Venture capital was at 40% of full-year 2021 levels through the first half of 2022, according to figures from the Alliance for Regenerative Medicine (ARM). This indicates continued investor excitement about scientific breakthroughs and new treatment possibilities, despite investment headwinds, it says.

In 2022, sector financing reverted to pre-pandemic levels from the records set in 2020 and 2021 (see Exhibit 1). While it was a difficult environment for public financing, ARM expects total 2022 investment to land somewhere between $9.8bn and $13.5bn, the sector’s performances from 2019 and 2018, respectively.
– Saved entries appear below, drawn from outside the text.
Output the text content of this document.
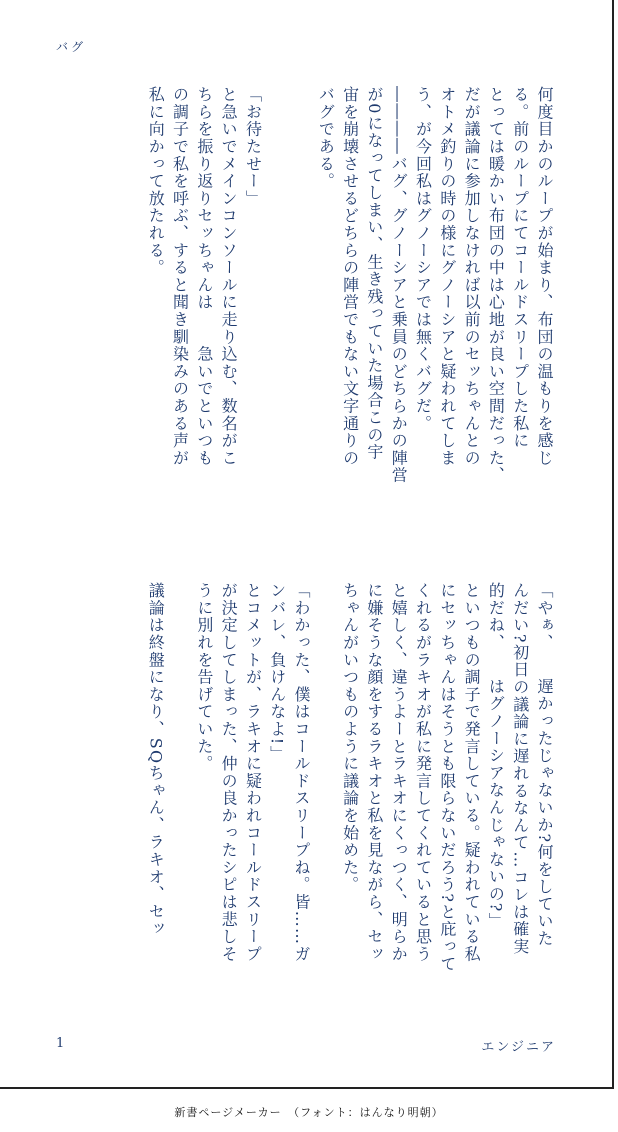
バグ
何度目かのループが始まり、布団の温もりを感じ
る。前のループにてコールドスリープした私に
とっては暖かい布団の中は心地が良い空間だった、
だが議論に参加しなければ以前のセッちゃんとの
オトメ釣りの時の様にグノーシアと疑われてしま
う、が今回私はグノーシアでは無くバグだ。
――――バグ、グノーシアと乗員のどちらかの陣営
が0になってしまい、生き残っていた場合この宇
宙を崩壊させるどちらの陣営でもない文字通りの
バグである。

「お待たせー」
と急いでメインコンソールに走り込む、数名がこ
ちらを振り返りセッちゃんは　　急いでといつも
の調子で私を呼ぶ、すると聞き馴染みのある声が
私に向かって放たれる。
「やぁ、　　遅かったじゃないか?何をしていた
んだい?初日の議論に遅れるなんて…コレは確実
的だね、　　はグノーシアなんじゃないの?」
といつもの調子で発言している。疑われている私
にセッちゃんはそうとも限らないだろう?と庇って
くれるがラキオが私に発言してくれていると思う
と嬉しく、違うよーとラキオにくっつく、明らか
に嫌そうな顔をするラキオと私を見ながら、セッ
ちゃんがいつものように議論を始めた。

「わかった、僕はコールドスリープね。皆……ガ
ンバレ、負けんなよ!」
とコメットが、ラキオに疑われコールドスリープ
が決定してしまった、仲の良かったシピは悲しそ
うに別れを告げていた。

議論は終盤になり、SQちゃん、ラキオ、セッ
1	エンジニア
新書ページメーカー　（フォント：はんなり明朝）
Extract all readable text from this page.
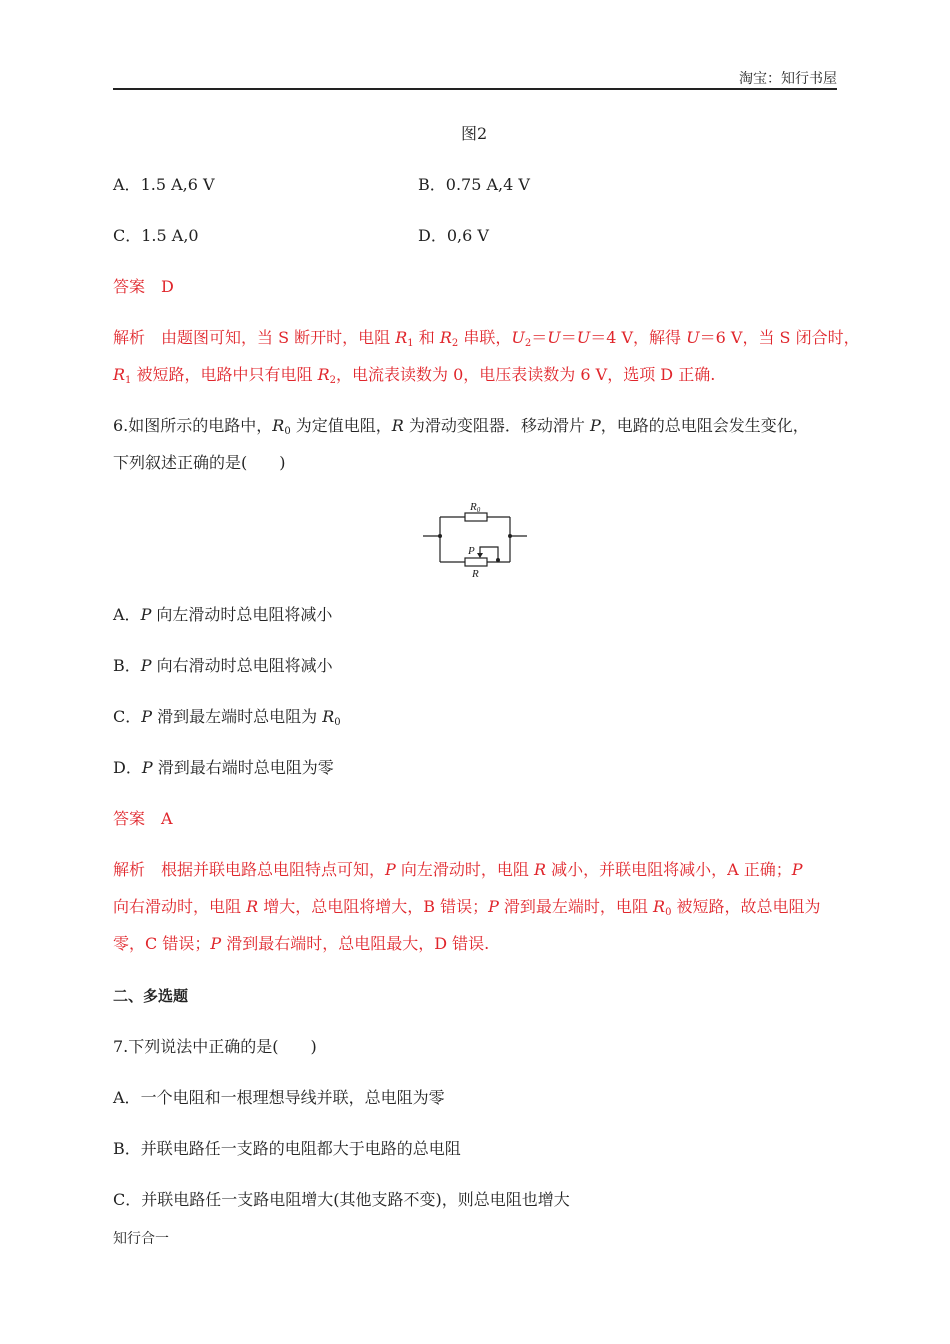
淘宝：知行书屋
图2
A．1.5 A,6 V	B．0.75 A,4 V
C．1.5 A,0	D．0,6 V
答案 D
解析 由题图可知，当 S 断开时，电阻 $R_1$ 和 $R_2$ 串联，$U_2=U=U=4$ V，解得 U＝6 V，当 S 闭合时，
$R_1$ 被短路，电路中只有电阻 $R_2$，电流表读数为 0，电压表读数为 6 V，选项 D 正确.
6.如图所示的电路中，$R_0$ 为定值电阻，R 为滑动变阻器．移动滑片 P，电路的总电阻会发生变化，
下列叙述正确的是(　　)
R0
P
R
A．P 向左滑动时总电阻将减小
B．P 向右滑动时总电阻将减小
C．P 滑到最左端时总电阻为 $R_0$
D．P 滑到最右端时总电阻为零
答案 A
解析 根据并联电路总电阻特点可知，P 向左滑动时，电阻 R 减小，并联电阻将减小，A 正确；P
向右滑动时，电阻 R 增大，总电阻将增大，B 错误；P 滑到最左端时，电阻 $R_0$ 被短路，故总电阻为
零，C 错误；P 滑到最右端时，总电阻最大，D 错误.
二、多选题
7.下列说法中正确的是(　　)
A．一个电阻和一根理想导线并联，总电阻为零
B．并联电路任一支路的电阻都大于电路的总电阻
C．并联电路任一支路电阻增大(其他支路不变)，则总电阻也增大
知行合一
Despite ongoing investment confidence, regenerative medicine remains a subset of the pharmaceutical industry that is stymied by market access issues and commercialization challenges, especially in Europe. bluebird bio exited Europe in 2021, after failing to achieve “value recognition” for its gene therapy product Zynteglo for beta thalassemia. In another example, in September 2022 Insmed stopped supplies of Arikayce after failing to agree a price with the German National Association of Statutory Health Insurance Funds (GKV). Indeed, according to ARM, seven of the 23 advanced therapy medicinal products (ATMPs) approved in the EU have been withdrawn from that market.
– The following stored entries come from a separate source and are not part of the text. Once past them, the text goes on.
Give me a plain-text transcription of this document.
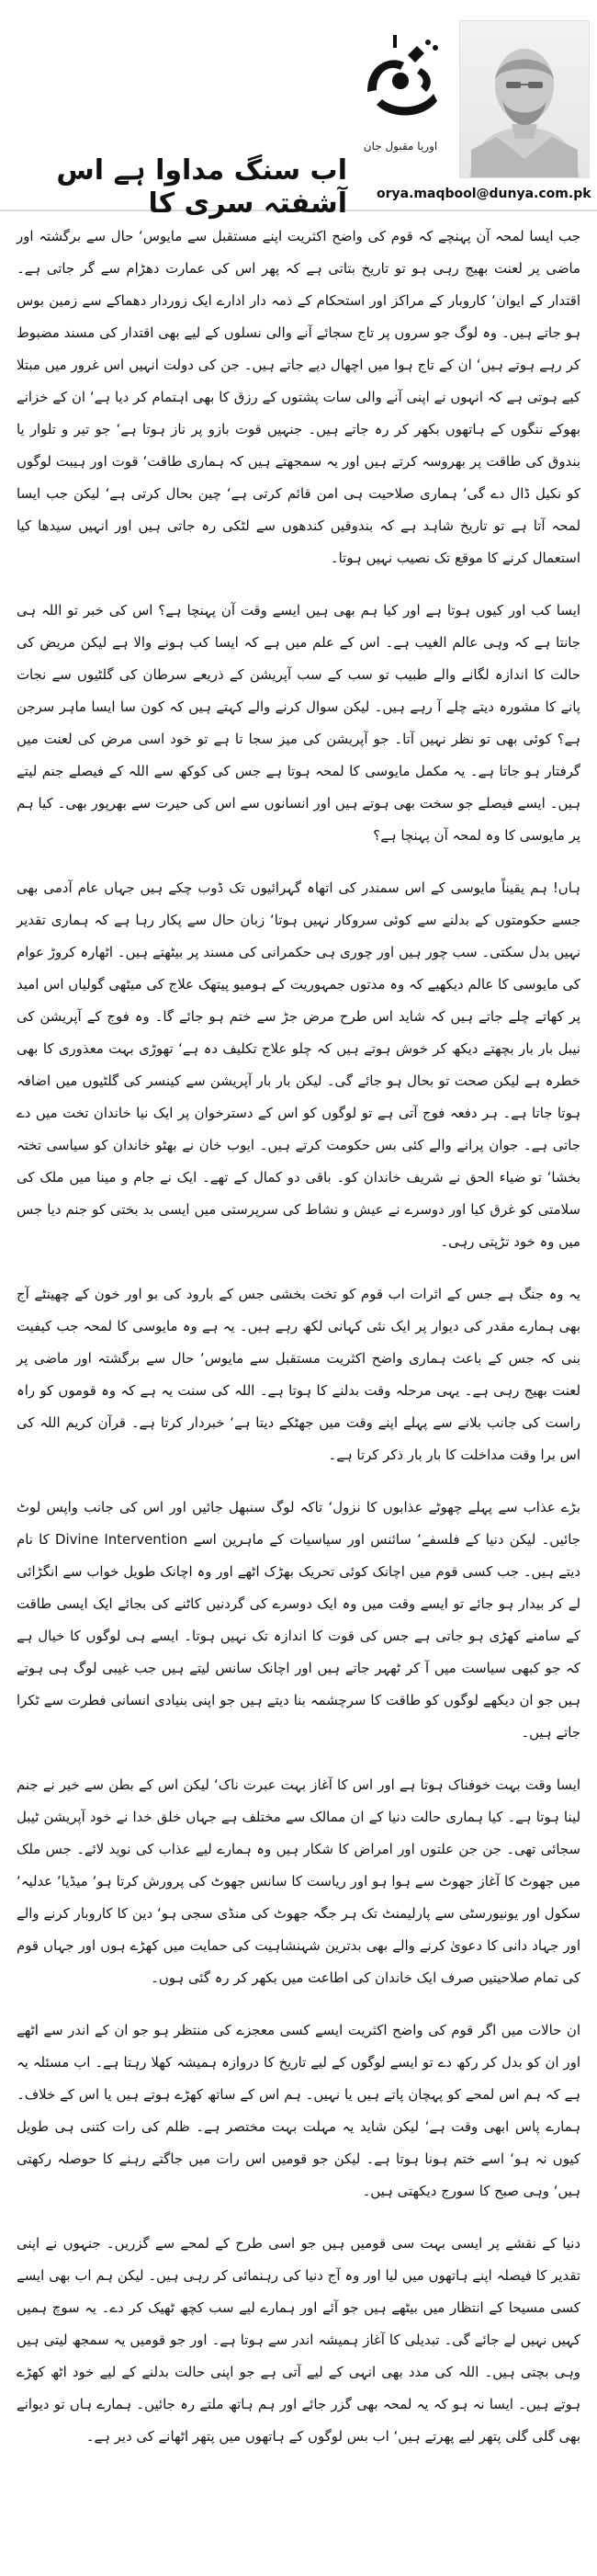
اب سنگ مداوا ہے اس آشفتہ سری کا
اوریا مقبول جان
orya.maqbool@dunya.com.pk

جب ایسا لمحہ آن پہنچے کہ قوم کی واضح اکثریت اپنے مستقبل سے مایوس‘ حال سے برگشتہ اور ماضی پر لعنت بھیج رہی ہو تو تاریخ بتاتی ہے کہ پھر اس کی عمارت دھڑام سے گر جاتی ہے۔ اقتدار کے ایوان‘ کاروبار کے مراکز اور استحکام کے ذمہ دار ادارے ایک زوردار دھماکے سے زمین بوس ہو جاتے ہیں۔ وہ لوگ جو سروں پر تاج سجائے آنے والی نسلوں کے لیے بھی اقتدار کی مسند مضبوط کر رہے ہوتے ہیں‘ ان کے تاج ہوا میں اچھال دیے جاتے ہیں۔ جن کی دولت انہیں اس غرور میں مبتلا کیے ہوتی ہے کہ انہوں نے اپنی آنے والی سات پشتوں کے رزق کا بھی اہتمام کر دیا ہے‘ ان کے خزانے بھوکے ننگوں کے ہاتھوں بکھر کر رہ جاتے ہیں۔ جنہیں قوت بازو پر ناز ہوتا ہے‘ جو تیر و تلوار یا بندوق کی طاقت پر بھروسہ کرتے ہیں اور یہ سمجھتے ہیں کہ ہماری طاقت‘ قوت اور ہیبت لوگوں کو نکیل ڈال دے گی‘ ہماری صلاحیت ہی امن قائم کرتی ہے‘ چین بحال کرتی ہے‘ لیکن جب ایسا لمحہ آتا ہے تو تاریخ شاہد ہے کہ بندوقیں کندھوں سے لٹکی رہ جاتی ہیں اور انہیں سیدھا کیا استعمال کرنے کا موقع تک نصیب نہیں ہوتا۔

ایسا کب اور کیوں ہوتا ہے اور کیا ہم بھی ہیں ایسے وقت آن پہنچا ہے؟ اس کی خبر تو اللہ ہی جانتا ہے کہ وہی عالم الغیب ہے۔ اس کے علم میں ہے کہ ایسا کب ہونے والا ہے لیکن مریض کی حالت کا اندازہ لگانے والے طبیب تو سب کے سب آپریشن کے ذریعے سرطان کی گلٹیوں سے نجات پانے کا مشورہ دیتے چلے آ رہے ہیں۔ لیکن سوال کرنے والے کہتے ہیں کہ کون سا ایسا ماہر سرجن ہے؟ کوئی بھی تو نظر نہیں آتا۔ جو آپریشن کی میز سجا تا ہے تو خود اسی مرض کی لعنت میں گرفتار ہو جاتا ہے۔ یہ مکمل مایوسی کا لمحہ ہوتا ہے جس کی کوکھ سے اللہ کے فیصلے جنم لیتے ہیں۔ ایسے فیصلے جو سخت بھی ہوتے ہیں اور انسانوں سے اس کی حیرت سے بھرپور بھی۔ کیا ہم پر مایوسی کا وہ لمحہ آن پہنچا ہے؟

ہاں! ہم یقیناً مایوسی کے اس سمندر کی اتھاہ گہرائیوں تک ڈوب چکے ہیں جہاں عام آدمی بھی جسے حکومتوں کے بدلنے سے کوئی سروکار نہیں ہوتا‘ زبان حال سے پکار رہا ہے کہ ہماری تقدیر نہیں بدل سکتی۔ سب چور ہیں اور چوری ہی حکمرانی کی مسند پر بیٹھتے ہیں۔ اٹھارہ کروڑ عوام کی مایوسی کا عالم دیکھیے کہ وہ مدتوں جمہوریت کے ہومیو پیتھک علاج کی میٹھی گولیاں اس امید پر کھاتے چلے جاتے ہیں کہ شاید اس طرح مرض جڑ سے ختم ہو جائے گا۔ وہ فوج کے آپریشن کی نیبل بار بار بچھتے دیکھ کر خوش ہوتے ہیں کہ چلو علاج تکلیف دہ ہے‘ تھوڑی بہت معذوری کا بھی خطرہ ہے لیکن صحت تو بحال ہو جائے گی۔ لیکن بار بار آپریشن سے کینسر کی گلٹیوں میں اضافہ ہوتا جاتا ہے۔ ہر دفعہ فوج آتی ہے تو لوگوں کو اس کے دسترخوان پر ایک نیا خاندان تخت میں دے جاتی ہے۔ جوان پرانے والے کئی بس حکومت کرتے ہیں۔ ایوب خان نے بھٹو خاندان کو سیاسی تختہ بخشا‘ تو ضیاء الحق نے شریف خاندان کو۔ باقی دو کمال کے تھے۔ ایک نے جام و مینا میں ملک کی سلامتی کو غرق کیا اور دوسرے نے عیش و نشاط کی سرپرستی میں ایسی بد بختی کو جنم دیا جس میں وہ خود تڑپتی رہی۔

یہ وہ جنگ ہے جس کے اثرات اب قوم کو تخت بخشی جس کے بارود کی بو اور خون کے چھینٹے آج بھی ہمارے مقدر کی دیوار پر ایک نئی کہانی لکھ رہے ہیں۔ یہ ہے وہ مایوسی کا لمحہ جب کیفیت بنی کہ جس کے باعث ہماری واضح اکثریت مستقبل سے مایوس‘ حال سے برگشتہ اور ماضی پر لعنت بھیج رہی ہے۔ یہی مرحلہ وقت بدلنے کا ہوتا ہے۔ اللہ کی سنت یہ ہے کہ وہ قوموں کو راہ راست کی جانب بلانے سے پہلے اپنے وقت میں جھٹکے دیتا ہے‘ خبردار کرتا ہے۔ قرآن کریم اللہ کی اس برا وقت مداخلت کا بار بار ذکر کرتا ہے۔

بڑے عذاب سے پہلے چھوٹے عذابوں کا نزول‘ تاکہ لوگ سنبھل جائیں اور اس کی جانب واپس لوٹ جائیں۔ لیکن دنیا کے فلسفے‘ سائنس اور سیاسیات کے ماہرین اسے Divine Intervention کا نام دیتے ہیں۔ جب کسی قوم میں اچانک کوئی تحریک بھڑک اٹھے اور وہ اچانک طویل خواب سے انگڑائی لے کر بیدار ہو جائے تو ایسے وقت میں وہ ایک دوسرے کی گردنیں کاٹنے کی بجائے ایک ایسی طاقت کے سامنے کھڑی ہو جاتی ہے جس کی قوت کا اندازہ تک نہیں ہوتا۔ ایسے ہی لوگوں کا خیال ہے کہ جو کبھی سیاست میں آ کر ٹھہر جاتے ہیں اور اچانک سانس لیتے ہیں جب غیبی لوگ ہی ہوتے ہیں جو ان دیکھے لوگوں کو طاقت کا سرچشمہ بنا دیتے ہیں جو اپنی بنیادی انسانی فطرت سے ٹکرا جاتے ہیں۔

ایسا وقت بہت خوفناک ہوتا ہے اور اس کا آغاز بہت عبرت ناک‘ لیکن اس کے بطن سے خیر نے جنم لینا ہوتا ہے۔ کیا ہماری حالت دنیا کے ان ممالک سے مختلف ہے جہاں خلق خدا نے خود آپریشن ٹیبل سجائی تھی۔ جن جن علتوں اور امراض کا شکار ہیں وہ ہمارے لیے عذاب کی نوید لائے۔ جس ملک میں جھوٹ کا آغاز جھوٹ سے ہوا ہو اور ریاست کا سانس جھوٹ کی پرورش کرتا ہو‘ میڈیا‘ عدلیہ‘ سکول اور یونیورسٹی سے پارلیمنٹ تک ہر جگہ جھوٹ کی منڈی سجی ہو‘ دین کا کاروبار کرنے والے اور جہاد دانی کا دعویٰ کرنے والے بھی بدترین شہنشاہیت کی حمایت میں کھڑے ہوں اور جہاں قوم کی تمام صلاحیتیں صرف ایک خاندان کی اطاعت میں بکھر کر رہ گئی ہوں۔

ان حالات میں اگر قوم کی واضح اکثریت ایسے کسی معجزے کی منتظر ہو جو ان کے اندر سے اٹھے اور ان کو بدل کر رکھ دے تو ایسے لوگوں کے لیے تاریخ کا دروازہ ہمیشہ کھلا رہتا ہے۔ اب مسئلہ یہ ہے کہ ہم اس لمحے کو پہچان پاتے ہیں یا نہیں۔ ہم اس کے ساتھ کھڑے ہوتے ہیں یا اس کے خلاف۔ ہمارے پاس ابھی وقت ہے‘ لیکن شاید یہ مہلت بہت مختصر ہے۔ ظلم کی رات کتنی ہی طویل کیوں نہ ہو‘ اسے ختم ہونا ہوتا ہے۔ لیکن جو قومیں اس رات میں جاگتے رہنے کا حوصلہ رکھتی ہیں‘ وہی صبح کا سورج دیکھتی ہیں۔

دنیا کے نقشے پر ایسی بہت سی قومیں ہیں جو اسی طرح کے لمحے سے گزریں۔ جنہوں نے اپنی تقدیر کا فیصلہ اپنے ہاتھوں میں لیا اور وہ آج دنیا کی رہنمائی کر رہی ہیں۔ لیکن ہم اب بھی ایسے کسی مسیحا کے انتظار میں بیٹھے ہیں جو آئے اور ہمارے لیے سب کچھ ٹھیک کر دے۔ یہ سوچ ہمیں کہیں نہیں لے جائے گی۔ تبدیلی کا آغاز ہمیشہ اندر سے ہوتا ہے۔ اور جو قومیں یہ سمجھ لیتی ہیں وہی بچتی ہیں۔ اللہ کی مدد بھی انہی کے لیے آتی ہے جو اپنی حالت بدلنے کے لیے خود اٹھ کھڑے ہوتے ہیں۔ ایسا نہ ہو کہ یہ لمحہ بھی گزر جائے اور ہم ہاتھ ملتے رہ جائیں۔ ہمارے ہاں تو دیوانے بھی گلی گلی پتھر لیے پھرتے ہیں‘ اب بس لوگوں کے ہاتھوں میں پتھر اٹھانے کی دیر ہے۔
In the US, the latest wave of modernization efforts has been spearheaded by the director for the FDA’s Center for Biologics Evaluation and Research, Peter Marks, and these should start to take effect in 2023. Approvals aside, the wave of ATMP potentially coming to market in the next few years may be stymied by payment systems that are not equipped to allow patients the access to drugs that are desperately needed by the rare disease population.

The Big Dipper

Questioned on this theme by In Vivo, all three interviewees stated that fundraising will be the biggest challenge for the next 12 months.
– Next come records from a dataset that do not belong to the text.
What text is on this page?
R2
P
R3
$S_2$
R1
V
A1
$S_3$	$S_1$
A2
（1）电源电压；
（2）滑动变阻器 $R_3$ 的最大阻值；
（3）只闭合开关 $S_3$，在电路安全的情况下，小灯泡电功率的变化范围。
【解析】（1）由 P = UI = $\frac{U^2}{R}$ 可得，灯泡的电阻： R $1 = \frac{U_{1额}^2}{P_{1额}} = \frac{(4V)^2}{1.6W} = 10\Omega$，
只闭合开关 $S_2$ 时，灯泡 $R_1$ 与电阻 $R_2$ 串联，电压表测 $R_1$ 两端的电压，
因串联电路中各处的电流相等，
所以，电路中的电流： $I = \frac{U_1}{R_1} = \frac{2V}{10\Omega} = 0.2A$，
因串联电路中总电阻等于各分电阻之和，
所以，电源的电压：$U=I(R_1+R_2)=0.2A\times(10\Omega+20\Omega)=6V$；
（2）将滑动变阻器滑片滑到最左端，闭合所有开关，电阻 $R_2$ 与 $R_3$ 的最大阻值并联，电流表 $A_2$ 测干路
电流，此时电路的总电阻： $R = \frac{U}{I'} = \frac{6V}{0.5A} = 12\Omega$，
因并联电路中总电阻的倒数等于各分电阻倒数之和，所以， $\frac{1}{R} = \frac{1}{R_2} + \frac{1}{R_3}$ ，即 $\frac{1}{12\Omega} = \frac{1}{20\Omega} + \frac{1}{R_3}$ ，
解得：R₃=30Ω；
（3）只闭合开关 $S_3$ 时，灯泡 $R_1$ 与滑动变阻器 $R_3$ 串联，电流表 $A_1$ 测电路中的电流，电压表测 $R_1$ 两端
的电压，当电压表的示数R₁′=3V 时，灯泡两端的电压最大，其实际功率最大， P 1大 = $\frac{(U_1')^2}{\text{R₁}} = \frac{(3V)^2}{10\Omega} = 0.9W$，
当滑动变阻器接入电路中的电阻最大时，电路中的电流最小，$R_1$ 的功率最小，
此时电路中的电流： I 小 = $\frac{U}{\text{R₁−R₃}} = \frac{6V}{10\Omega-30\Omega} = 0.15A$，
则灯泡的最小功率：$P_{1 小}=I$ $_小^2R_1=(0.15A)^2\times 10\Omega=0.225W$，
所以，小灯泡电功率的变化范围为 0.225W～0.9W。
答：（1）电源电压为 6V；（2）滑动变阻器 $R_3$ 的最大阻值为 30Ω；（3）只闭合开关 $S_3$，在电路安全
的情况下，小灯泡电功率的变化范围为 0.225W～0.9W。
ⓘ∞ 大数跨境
“We’ve seen four or five years of record amounts of money, I think we’ll see a significant decrease in 2023,” said Tansley. “Those funds which have raised in the last two or three years will be well placed. And often in difficult times, that’s when the best returns are had. Those looking to raise may have to temper those ambitions. Fundraising for venture intervention is going to be tough next year. “Those funds which have raised in the last two or three years will be well placed. And often in difficult times, that’s when the best returns are had. Those looking to raise may have to temper those ambitions. Fundraising for venture intervention is going to be tough next year.”

Sofinnova Partners has 100 portfolio companies and has completed 10 deals and 23 refinancings in the last 12 months. It has been a very active fundraising environment caused by venture investors raising a lot of money over the last two years, said Papiernik. “The coffers are relatively full which has created a ‘positive inertia’ to the system. People have money and will defend the company when they can.” In his view, there is no reason for this situation to change, and 2023 will be no different unless the IPO starts going up, an unrealistic situation. This “harsh environment” will remain the same for the 2023.

There will be a prolonged period of caution until the IPO window opens again, concurred Tansley. “Until we see an uplift in the in the public markets, the later-stage investors will focus on the public markets rather than private,” he said.

But, as far as sectors are concerned, the biopharma industry is well positioned as the predominant part of the health care sector. And health care is well positioned compared to the other 10 S&P sectors, said Hassan. “It is a defensive sector, and there is a need for better health care. Populations are getting older. And innovation is helping improve the valuations in the market. I still see health care as a pretty good sector,” he concluded.